Am 9. August können 6,8 Millionen Wahlberechtigte in dem osteuropäischen Land über ihr Staatsoberhaupt abstimmen. "Aufseiten der Opposition sind diese Wahlen geprägt von grosser Hoffnung. Vonseiten der Regierung gibt es aber steigende Repression und die indirekte Androhung von verschärfter Gewalt bis zum Einsatz des Militärs", sagt Wöllenstein.

Nach Angaben der Menschenrechtsorganisation Viasna sind allein im Juli mehr als 420 friedliche Demonstranten verhaftet worden. Dauer-Regent Alexander Lukaschenko scheint sich mit aller Macht im Amt halten zu wollen.

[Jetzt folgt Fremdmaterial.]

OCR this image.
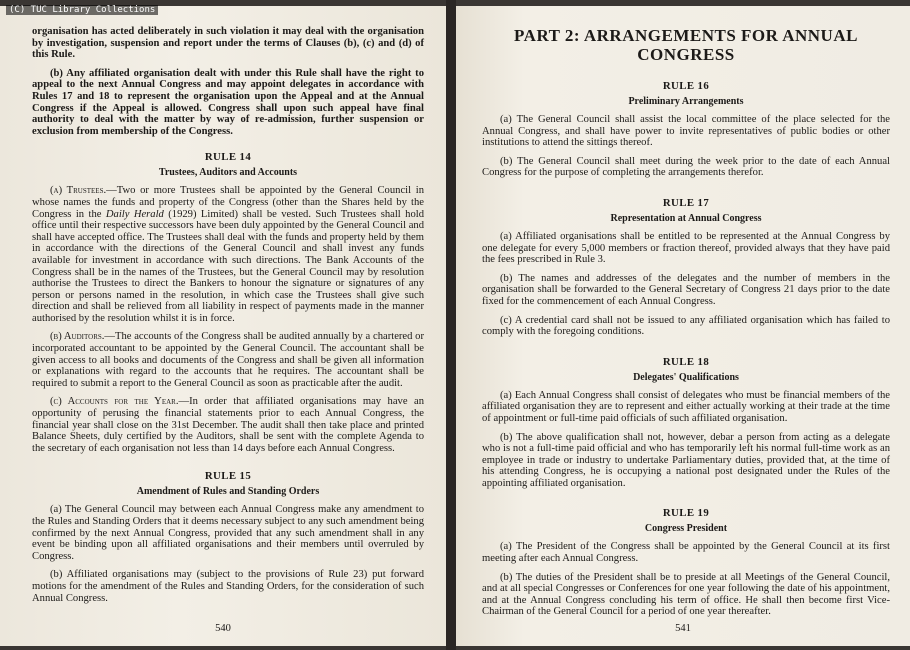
(C) TUC Library Collections

organisation has acted deliberately in such violation it may deal with the organisation by investigation, suspension and report under the terms of Clauses (b), (c) and (d) of this Rule.

(b) Any affiliated organisation dealt with under this Rule shall have the right to appeal to the next Annual Congress and may appoint delegates in accordance with Rules 17 and 18 to represent the organisation upon the Appeal and at the Annual Congress if the Appeal is allowed. Congress shall upon such appeal have final authority to deal with the matter by way of re-admission, further suspension or exclusion from membership of the Congress.

RULE 14
Trustees, Auditors and Accounts

(a) Trustees.—Two or more Trustees shall be appointed by the General Council in whose names the funds and property of the Congress (other than the Shares held by the Congress in the Daily Herald (1929) Limited) shall be vested. Such Trustees shall hold office until their respective successors have been duly appointed by the General Council and shall have accepted office. The Trustees shall deal with the funds and property held by them in accordance with the directions of the General Council and shall invest any funds available for investment in accordance with such directions. The Bank Accounts of the Congress shall be in the names of the Trustees, but the General Council may by resolution authorise the Trustees to direct the Bankers to honour the signature or signatures of any person or persons named in the resolution, in which case the Trustees shall give such direction and shall be relieved from all liability in respect of payments made in the manner authorised by the resolution whilst it is in force.

(b) Auditors.—The accounts of the Congress shall be audited annually by a chartered or incorporated accountant to be appointed by the General Council. The accountant shall be given access to all books and documents of the Congress and shall be given all information or explanations with regard to the accounts that he requires. The accountant shall be required to submit a report to the General Council as soon as practicable after the audit.

(c) Accounts for the Year.—In order that affiliated organisations may have an opportunity of perusing the financial statements prior to each Annual Congress, the financial year shall close on the 31st December. The audit shall then take place and printed Balance Sheets, duly certified by the Auditors, shall be sent with the complete Agenda to the secretary of each organisation not less than 14 days before each Annual Congress.

RULE 15
Amendment of Rules and Standing Orders

(a) The General Council may between each Annual Congress make any amendment to the Rules and Standing Orders that it deems necessary subject to any such amendment being confirmed by the next Annual Congress, provided that any such amendment shall in any event be binding upon all affiliated organisations and their members until overruled by Congress.

(b) Affiliated organisations may (subject to the provisions of Rule 23) put forward motions for the amendment of the Rules and Standing Orders, for the consideration of such Annual Congress.

540
PART 2: ARRANGEMENTS FOR ANNUAL CONGRESS
RULE 16
Preliminary Arrangements

(a) The General Council shall assist the local committee of the place selected for the Annual Congress, and shall have power to invite representatives of public bodies or other institutions to attend the sittings thereof.

(b) The General Council shall meet during the week prior to the date of each Annual Congress for the purpose of completing the arrangements therefor.

RULE 17
Representation at Annual Congress

(a) Affiliated organisations shall be entitled to be represented at the Annual Congress by one delegate for every 5,000 members or fraction thereof, provided always that they have paid the fees prescribed in Rule 3.

(b) The names and addresses of the delegates and the number of members in the organisation shall be forwarded to the General Secretary of Congress 21 days prior to the date fixed for the commencement of each Annual Congress.

(c) A credential card shall not be issued to any affiliated organisation which has failed to comply with the foregoing conditions.

RULE 18
Delegates' Qualifications

(a) Each Annual Congress shall consist of delegates who must be financial members of the affiliated organisation they are to represent and either actually working at their trade at the time of appointment or full-time paid officials of such affiliated organisation.

(b) The above qualification shall not, however, debar a person from acting as a delegate who is not a full-time paid official and who has temporarily left his normal full-time work as an employee in trade or industry to undertake Parliamentary duties, provided that, at the time of his attending Congress, he is occupying a national post designated under the Rules of the appointing affiliated organisation.

RULE 19
Congress President

(a) The President of the Congress shall be appointed by the General Council at its first meeting after each Annual Congress.

(b) The duties of the President shall be to preside at all Meetings of the General Council, and at all special Congresses or Conferences for one year following the date of his appointment, and at the Annual Congress concluding his term of office. He shall then become first Vice-Chairman of the General Council for a period of one year thereafter.

541
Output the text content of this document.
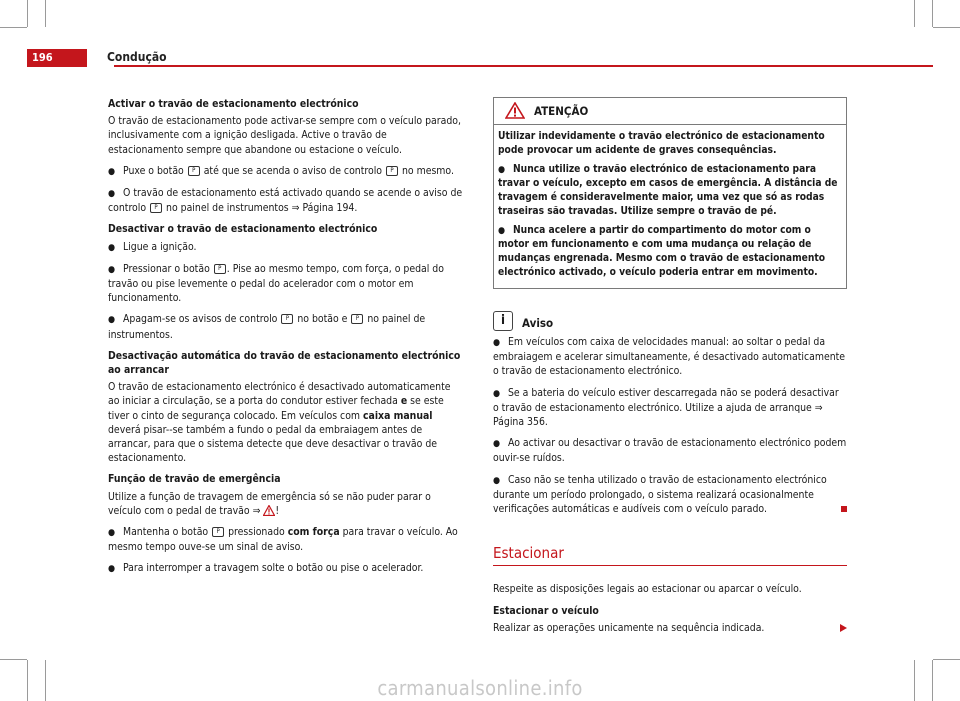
196	Condução
Activar o travão de estacionamento electrónico

O travão de estacionamento pode activar-se sempre com o veículo parado, inclusivamente com a ignição desligada. Active o travão de estacionamento sempre que abandone ou estacione o veículo.

● Puxe o botão P até que se acenda o aviso de controlo P no mesmo.

● O travão de estacionamento está activado quando se acende o aviso de controlo P no painel de instrumentos ⇒ Página 194.

Desactivar o travão de estacionamento electrónico

● Ligue a ignição.

● Pressionar o botão P . Pise ao mesmo tempo, com força, o pedal do travão ou pise levemente o pedal do acelerador com o motor em funcionamento.

● Apagam-se os avisos de controlo P no botão e P no painel de instrumentos.

Desactivação automática do travão de estacionamento electrónico ao arrancar

O travão de estacionamento electrónico é desactivado automaticamente ao iniciar a circulação, se a porta do condutor estiver fechada e se este tiver o cinto de segurança colocado. Em veículos com caixa manual deverá pisar--se também a fundo o pedal da embraiagem antes de arrancar, para que o sistema detecte que deve desactivar o travão de estacionamento.

Função de travão de emergência

Utilize a função de travagem de emergência só se não puder parar o veículo com o pedal de travão ⇒ !

● Mantenha o botão P pressionado com força para travar o veículo. Ao mesmo tempo ouve-se um sinal de aviso.

● Para interromper a travagem solte o botão ou pise o acelerador.

ATENÇÃO

Utilizar indevidamente o travão electrónico de estacionamento pode provocar um acidente de graves consequências.

● Nunca utilize o travão electrónico de estacionamento para travar o veículo, excepto em casos de emergência. A distância de travagem é consideravelmente maior, uma vez que só as rodas traseiras são travadas. Utilize sempre o travão de pé.

● Nunca acelere a partir do compartimento do motor com o motor em funcionamento e com uma mudança ou relação de mudanças engrenada. Mesmo com o travão de estacionamento electrónico activado, o veículo poderia entrar em movimento.

i	Aviso

● Em veículos com caixa de velocidades manual: ao soltar o pedal da embraiagem e acelerar simultaneamente, é desactivado automaticamente o travão de estacionamento electrónico.

● Se a bateria do veículo estiver descarregada não se poderá desactivar o travão de estacionamento electrónico. Utilize a ajuda de arranque ⇒ Página 356.

● Ao activar ou desactivar o travão de estacionamento electrónico podem ouvir-se ruídos.

● Caso não se tenha utilizado o travão de estacionamento electrónico durante um período prolongado, o sistema realizará ocasionalmente verificações automáticas e audíveis com o veículo parado.

Estacionar

Respeite as disposições legais ao estacionar ou aparcar o veículo.

Estacionar o veículo

Realizar as operações unicamente na sequência indicada.

carmanualsonline.info
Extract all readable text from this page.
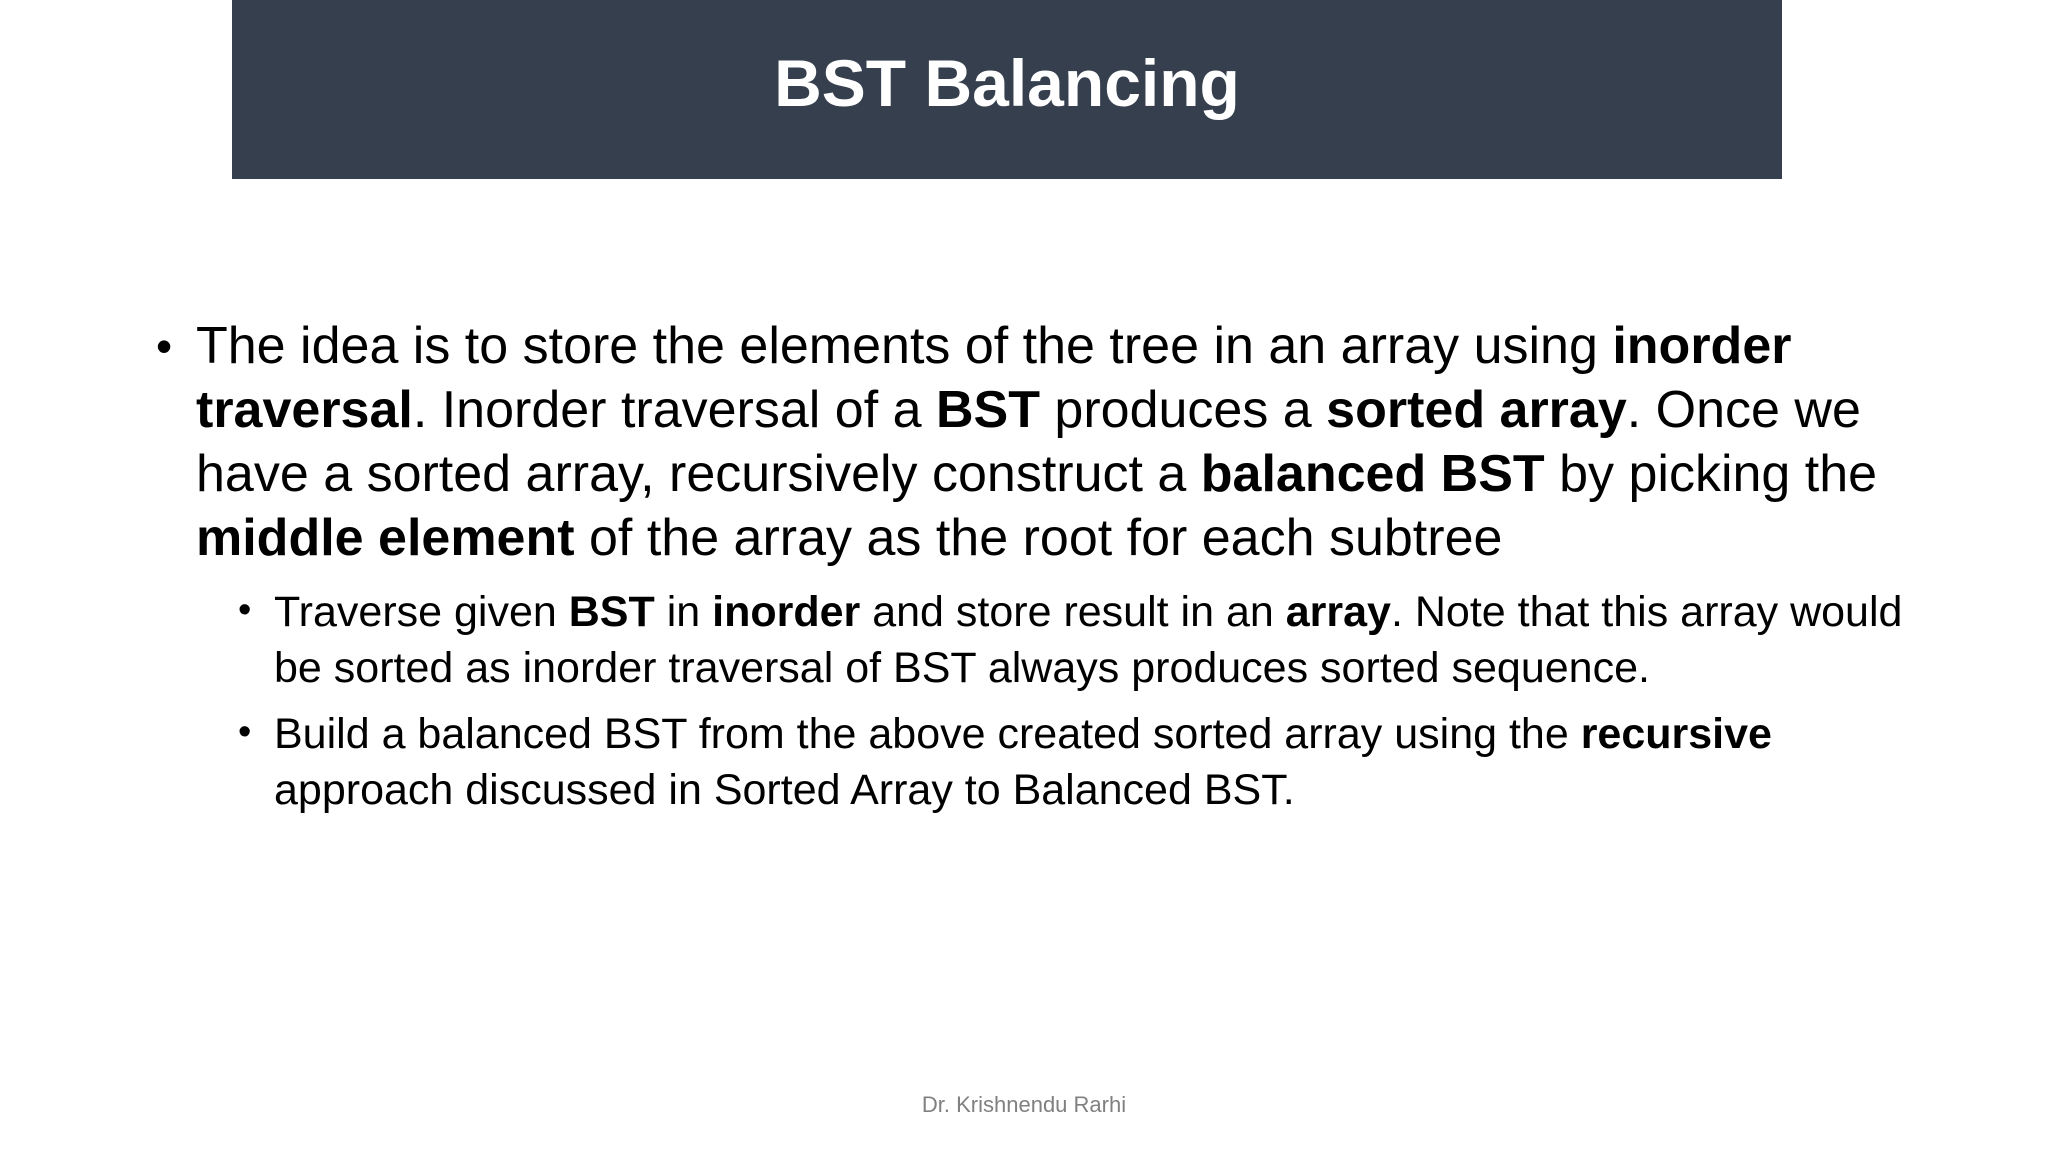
BST Balancing

• The idea is to store the elements of the tree in an array using inorder traversal. Inorder traversal of a BST produces a sorted array. Once we have a sorted array, recursively construct a balanced BST by picking the middle element of the array as the root for each subtree

• Traverse given BST in inorder and store result in an array. Note that this array would be sorted as inorder traversal of BST always produces sorted sequence.

• Build a balanced BST from the above created sorted array using the recursive approach discussed in Sorted Array to Balanced BST.

Dr. Krishnendu Rarhi
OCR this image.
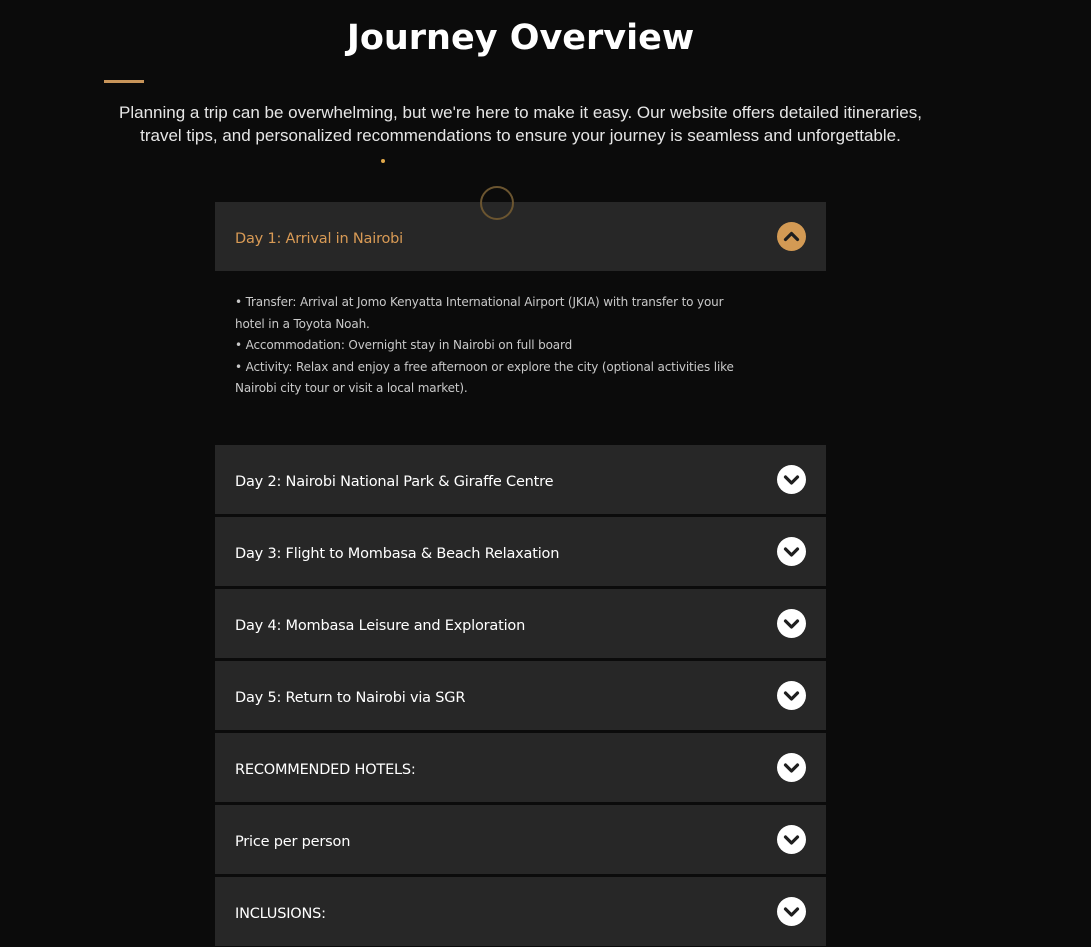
Journey Overview
Planning a trip can be overwhelming, but we're here to make it easy. Our website offers detailed itineraries, travel tips, and personalized recommendations to ensure your journey is seamless and unforgettable.
Day 1: Arrival in Nairobi
• Transfer: Arrival at Jomo Kenyatta International Airport (JKIA) with transfer to your hotel in a Toyota Noah.
• Accommodation: Overnight stay in Nairobi on full board
• Activity: Relax and enjoy a free afternoon or explore the city (optional activities like Nairobi city tour or visit a local market).
Day 2: Nairobi National Park & Giraffe Centre
Day 3: Flight to Mombasa & Beach Relaxation
Day 4: Mombasa Leisure and Exploration
Day 5: Return to Nairobi via SGR
RECOMMENDED HOTELS:
Price per person
INCLUSIONS:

Machthaber mit harter Hand

Der Agrarwissenschaftler kam 1994 an die Macht und erarbeitete sich über die Jahre den zweifelhaften Ruf, Europas letzter Diktator zu sein. Er beschnitt die Rechte von Parlament und Gerichten, geht repressiv gegen Oppositionelle vor. Als letztes Land Europas vollstreckt Belarus noch die Todesstrafe.

Lukaschenkos Anhänger halten ihm dagegen zugute, dass er sein Land nicht in eine kapitalistische Schocktherapie schickte, die zum Beispiel Russland verdauen musste. "Er hat den Belarussen immer vermittelt, dass er für Stabilität und ein soziales Auskommen sorgt, dass er Kriege fernhält und der Garant der Unabhängigkeit ist", sagt Jakob Wöllenstein.

"Neue Qualität" der Proteste

Dass sich vor den Wahlen jetzt aber massiver Widerstand formiert, hat mehrere Gründe. "Russland hat im Streit die Öl- und Gaspreise erhöht, die Wechselkurse sind im Keller, die Auslandsverschuldung ist hoch", erklärt Wöllenstein. In dieser Situation sei es für den Präsidenten schwieriger, Sozialgeschenke zu verteilen.

Die Opposition ist durch die lange Repression zwar massiv geschwächt. Doch sie habe sich verändert, sagt der Journalist und Belarus-Experte Ingo Petz im Gespräch mit unserer Redaktion: "In den letzten Jahren hat zuerst der Mittelstand opponiert, dann kamen Rentner hinzu sowie Menschen, die aus den staatlichen Unternehmen entlassen wurden."

Inzwischen werde nicht mehr nur in Minsk, sondern auch in den Provinzstädten gegen die Regierung demonstriert. "Das ist eine neue Qualität. Vor allem die Jugend ist dort ohne Perspektive", sagt Petz.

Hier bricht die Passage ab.